时安虚弱的笑笑,仿佛真的病了一般。
“我这辈子,什么时候怕过别人的闲言碎语!都是别人替我担心!”
李如意不禁想起了宋铭禄,不知道这次的事情,宋铭禄若是听说了,会不会想要掐死韩时安!
不过,和韩时安相比,李如意当然不心疼宋铭禄了!
韩时安既然懒得应酬,她便起身,自己去应对了。
“那你可得装的像一点,不然一会儿露馅了,咱俩一起丢人!”
韩时安拢了拢中衣,把自己的坚实的肌肉遮起来,深吸两口气,开始闭气,很快,脸色就跟着难看起来。
要说装病,想他刚来京城的时候,就在装病。
邵平川那久病无医的弟子之死,成了点燃一切的导火索。
这才过去半年啊!
韩时安那些装病的心得体会没有减少半分,更因为经验沉淀过后,显得格外逼真。
李大伯从外面回来没多久,身后报喜的人便已经到了。
李如意已经安排人张罗起来了。
家中的红纸早就裁好了,这会儿只要有人上门报喜就能得到一个红封。
第一个回来的李大伯当然拿的最多,这也是肥水不流外人田。
后面跟着来的听说已经有人报过信儿了,马上就明白,自己今日是赚不到大钱了,不禁心中有些失落,早知道去第二那里了!

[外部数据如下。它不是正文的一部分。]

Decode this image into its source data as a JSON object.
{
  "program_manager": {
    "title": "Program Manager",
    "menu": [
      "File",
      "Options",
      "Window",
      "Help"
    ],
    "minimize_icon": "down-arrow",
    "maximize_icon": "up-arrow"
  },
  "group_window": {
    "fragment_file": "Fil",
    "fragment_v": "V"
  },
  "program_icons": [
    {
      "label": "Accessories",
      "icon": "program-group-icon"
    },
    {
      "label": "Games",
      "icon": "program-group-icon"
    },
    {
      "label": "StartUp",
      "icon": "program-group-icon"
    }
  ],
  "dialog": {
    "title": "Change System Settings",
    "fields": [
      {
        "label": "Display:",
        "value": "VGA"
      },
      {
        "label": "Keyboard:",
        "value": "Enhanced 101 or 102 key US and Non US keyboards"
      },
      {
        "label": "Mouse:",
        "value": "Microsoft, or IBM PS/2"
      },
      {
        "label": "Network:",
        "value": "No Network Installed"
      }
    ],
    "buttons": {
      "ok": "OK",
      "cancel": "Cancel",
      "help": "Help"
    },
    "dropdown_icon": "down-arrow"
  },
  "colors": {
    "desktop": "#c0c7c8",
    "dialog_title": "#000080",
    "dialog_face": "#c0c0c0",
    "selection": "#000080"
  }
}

他们也是听说了李如意有钱,这才想着过来报信,看看能不能得的多些,可惜晚了一步……
红封之中封的钱并不算多,就是讨一个好彩头。
不过,当李如意让镖师拎着箩筐出现在巷子口的时候,还是让周围不少人都震惊了一下。
如意坊如今这样的局面,她想要低调都低调不了,既然这样,那就干脆不低调了!
反正江湖人,有点江湖人的做派又有什么关系。
等人来了,一把一把的红封洒了出去,一瞬间巷子被人堵的水泄不通,一阵一阵的叫好声传来。
有人抢了一把,有人只抢到一个。
打开一看,里面包的竟然不止有铜钱,还有银叶子。
这样一来,这红封可就值钱了,若是谁抢的多些,那好长时间都不用为了因钱犯愁了。
不熟人的打发走,熟悉的人很快也上门了。
刘家的人来的最快。
除了过来恭喜韩时安之外,顺便给他们报信,刘临轩也中了。
名次竟然还不错,也排在二甲的前几名。
他这段时间的辩论不是白做的,思路清晰,反应也很快。
一拿到考卷,他心中便有了大致思路。
按理说,以他如今的学识,想要考中并不容易,毕竟上辈子他这一场就没中。
不过这辈子很多事情终究还是不一样了。
比如说,韩时安闲来无事的时候,已经和他分析过主考官的品味。
比如说,近日来声名鹊起的宋铭禄,这次也出现在了阅卷的考官名单之中……
有些时候,上面未必会主导考试的走向。
但只要有了心思,想要在合理范围内动点手脚,实在是简单不过。
有了这样一层一层的关系,再加上刘临轩的文章确实不错,想要拿个好名次并不奇怪。
这些文章很快就有人誊抄了下来,挂在了贡院之外的榜上供人品鉴。
这是大齐的惯例,既能证明科举考试没有徇私舞弊,也能让大家看看这一年进士的能力。
韩时安的文章一出,很快就在学子之中传阅开了。